Solution: A timer is front and center, plus a badge on your video feed lets everyone know if you have a hard stop at the meeting’s scheduled end time, so everyone is clear about which meetings can go over time and which can’t. Plus automatic Slack reminders for anyone who’s not there at the topic start time, and the option to add 5-minute buffers between topics.
d) Required attendees are really required, and optional attendees are really optional
Problem: With traditional meetings, required vs optional attendees is a distinction that very few people understand, and most ignore. Inviting someone as an optional attendee puts the “optional” text so small at the bottom of the invitation that they often don’t even see it. Of course, they will then come to the meeting and proceed to monopolize the conversation.
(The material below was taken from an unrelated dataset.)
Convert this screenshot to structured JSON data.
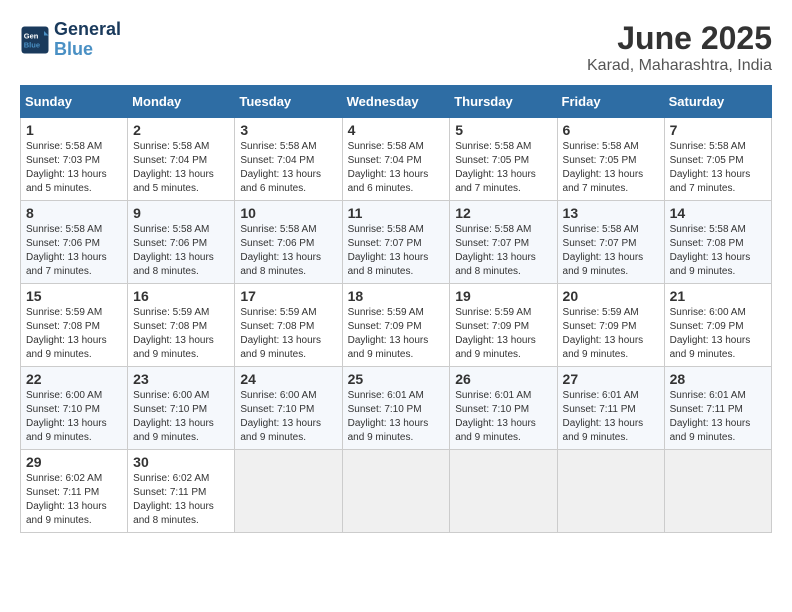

Meanwhile, one of the attendees who was actually required clicked “no” on the invitation, but the meeting happened anyway because the other 17 optional attendees clicked “yes,” drowning the organizer in notifications.
Solution: Topics are scheduled only during Remeets when required participants have confirmed their availability. Optional attendees are clearly indicated, and only invited when they have no other meetings to attend.
e) Interconnected with asynchronous discussion threads
Problem: Most of your team’s communication lives in Slack. The rest lives in email. Meetings live nowhere. Sure, you can access recordings. That is, if the organizer remembered to click record, if they bothered to send the link afterward, and if the meeting was short enough to enable you to find the relevant information: outlook not so good. Why isn’t there a connection between your team’s primary synchronous communication (meetings) and primary asynchronous communication (Slack)?
Solution: With Remeet, every topics has a corresponding Slack thread where notes & recordings are posted, and that same thread can be used to discuss things asynchronously before or after the meeting.
Conclusion: next steps
It’s easy to assume that meetings will generally stay the same because of the way they’ve always been. The meeting has never been reimagined and overhauled to fit a modern distributed work culture, and if we don’t do something now, meetings might stay this way for another 50 years just as they’ve been for the last 50! All of the improvements to the modern remote meeting are tantamount to window dressing compared to the overhaul that’s desperately needed.
9 out of 10 of our early users say that they would be disappointed if they had to go back to traditional remote meetings.